In general, Lithuanians are very friendly and hospitable for Ukrainians. Four days of ArtVilnius is such a short period of time to discuss with everyone and make perfect presentation… I am sure that after the interview is issued, the situation will change completely! Furthermore, I am sure that sooner or later Vilnius will become a center of contemporary culture.
In the Art Fair ArtVilnius, you have many times presented the watercolors of artist Ievgen Petrov. And we are very happy to see his watercolors again in ArtVilnius’15. Can you shortly present this artist, how did you discover him? What is the phenomenon of his watercolors that impress everyone?
Thank you, your question contains a hidden compliment! His artworks are always striking me. His main weapon is post-modern subject, realized by a masterly-managed watercolor technique, inaccessible for the best old and contemporary masters. In his artworks, he usually takes compositions from old traditions or cinema; especially he likes complicated poly-figurative panoramas and sequences.
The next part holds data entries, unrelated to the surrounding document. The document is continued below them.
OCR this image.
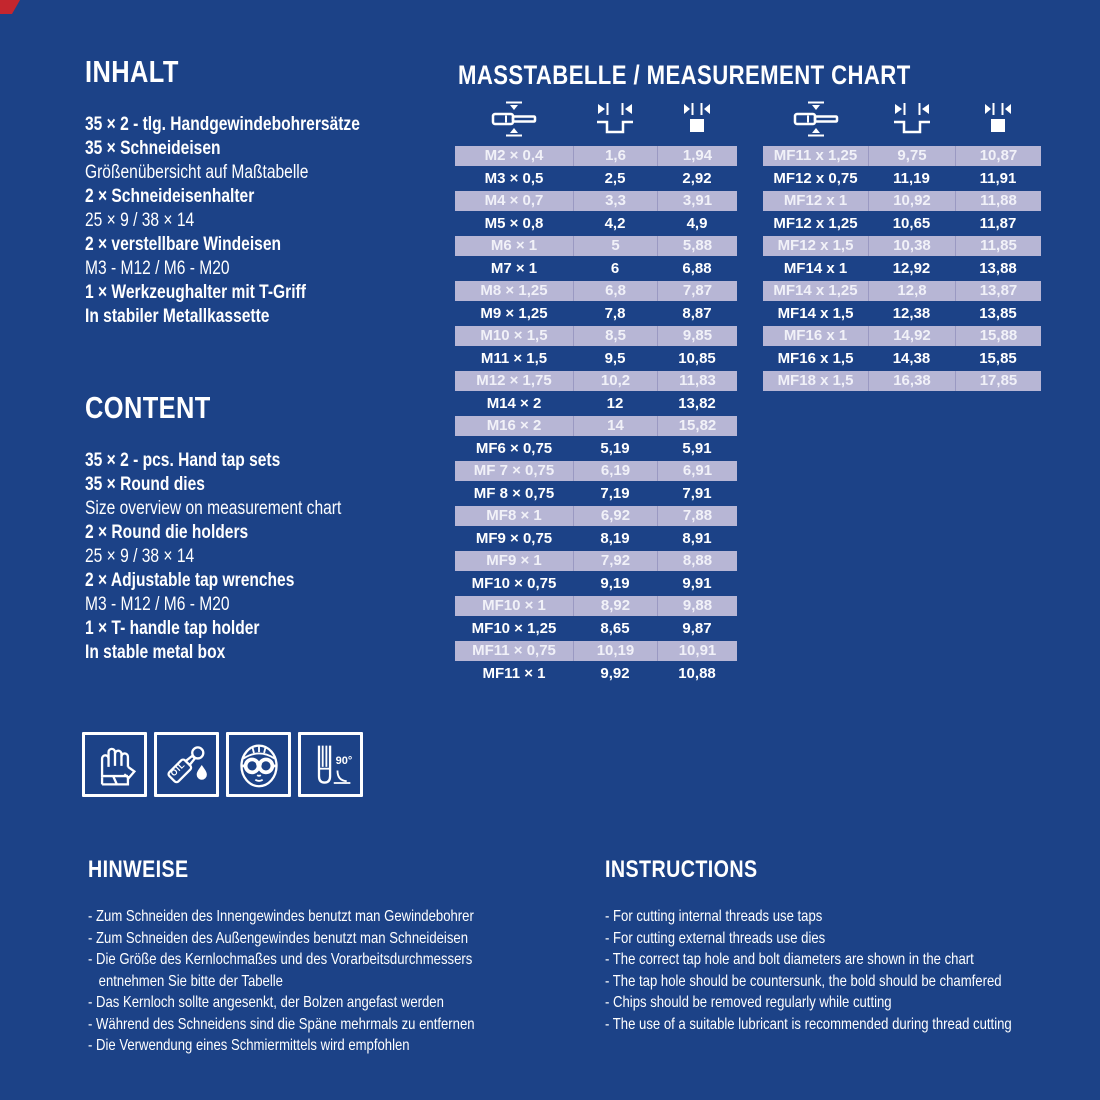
INHALT
35 × 2 - tlg. Handgewindebohrersätze
35 × Schneideisen
Größenübersicht auf Maßtabelle
2 × Schneideisenhalter
25 × 9 / 38 × 14
2 × verstellbare Windeisen
M3 - M12 / M6 - M20
1 × Werkzeughalter mit T-Griff
In stabiler Metallkassette
CONTENT
35 × 2 - pcs. Hand tap sets
35 × Round dies
Size overview on measurement chart
2 × Round die holders
25 × 9 / 38 × 14
2 × Adjustable tap wrenches
M3 - M12 / M6 - M20
1 × T- handle tap holder
In stable metal box
MASSTABELLE / MEASUREMENT CHART
M2 × 0,4	1,6	1,94
M3 × 0,5	2,5	2,92
M4 × 0,7	3,3	3,91
M5 × 0,8	4,2	4,9
M6 × 1	5	5,88
M7 × 1	6	6,88
M8 × 1,25	6,8	7,87
M9 × 1,25	7,8	8,87
M10 × 1,5	8,5	9,85
M11 × 1,5	9,5	10,85
M12 × 1,75	10,2	11,83
M14 × 2	12	13,82
M16 × 2	14	15,82
MF6 × 0,75	5,19	5,91
MF 7 × 0,75	6,19	6,91
MF 8 × 0,75	7,19	7,91
MF8 × 1	6,92	7,88
MF9 × 0,75	8,19	8,91
MF9 × 1	7,92	8,88
MF10 × 0,75	9,19	9,91
MF10 × 1	8,92	9,88
MF10 × 1,25	8,65	9,87
MF11 × 0,75	10,19	10,91
MF11 × 1	9,92	10,88
MF11 x 1,25	9,75	10,87
MF12 x 0,75	11,19	11,91
MF12 x 1	10,92	11,88
MF12 x 1,25	10,65	11,87
MF12 x 1,5	10,38	11,85
MF14 x 1	12,92	13,88
MF14 x 1,25	12,8	13,87
MF14 x 1,5	12,38	13,85
MF16 x 1	14,92	15,88
MF16 x 1,5	14,38	15,85
MF18 x 1,5	16,38	17,85
OIL	90°
HINWEISE
- Zum Schneiden des Innengewindes benutzt man Gewindebohrer
- Zum Schneiden des Außengewindes benutzt man Schneideisen
- Die Größe des Kernlochmaßes und des Vorarbeitsdurchmessers entnehmen Sie bitte der Tabelle
- Das Kernloch sollte angesenkt, der Bolzen angefast werden
- Während des Schneidens sind die Späne mehrmals zu entfernen
- Die Verwendung eines Schmiermittels wird empfohlen
INSTRUCTIONS
- For cutting internal threads use taps
- For cutting external threads use dies
- The correct tap hole and bolt diameters are shown in the chart
- The tap hole should be countersunk, the bold should be chamfered
- Chips should be removed regularly while cutting
- The use of a suitable lubricant is recommended during thread cutting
In fact, humor and unpredictable situations are changed by melancholy and utopianism of human intentions. The absolutely ideal performance of the artworks gives importance and originality to this author. Moreover, even other artists are frequently buying Ievgen Petrov’s artworks.
In 2011, you decided to come back to your TV production roots and directed a documentary about your artist Mykola Bilous “Kolunia“. Production of the film continued for 2 years. Why did you decide to create this documentary? And how did you discover Mykola Bilous?
It was interesting experience, female collectors from five different countries and cultures were the documentary’s protagonists. It was very important to capture Mykola Bilous’ initial female inventors and his own figure that time. He is a teacher and an experimenter at the same time. His visual invention is a crucial step in the theory of colors: complimentary color inversion has not been used before. Sometimes, it is so hard to know this and stay calm. So the documentary was the smallest thing I could do for the artist of such a level. I am not in a hurry to share it publicly, rather preferring to demonstrate it in art fairs and cinema festivals. This is the documentary for art lovers, narrow audience…
The last question. Your future plans, exhibitions?
First of all, to save the artists and the gallery. Presumably, I will visit some more art fairs this year. In September, together with Meno Niša gallery, we are holding Mykola Bilous’ exhibition “Just color” at the Vilnius Academy of Arts Exhibition Hall Titanikas in Vilnius. Also, we will be celebrating the gallery’s tenth anniversary with the project “SPORT: let the strongest win!”
And also, to get closer to Lithuania, to Vilnius city, where I always feel myself like an adolescent.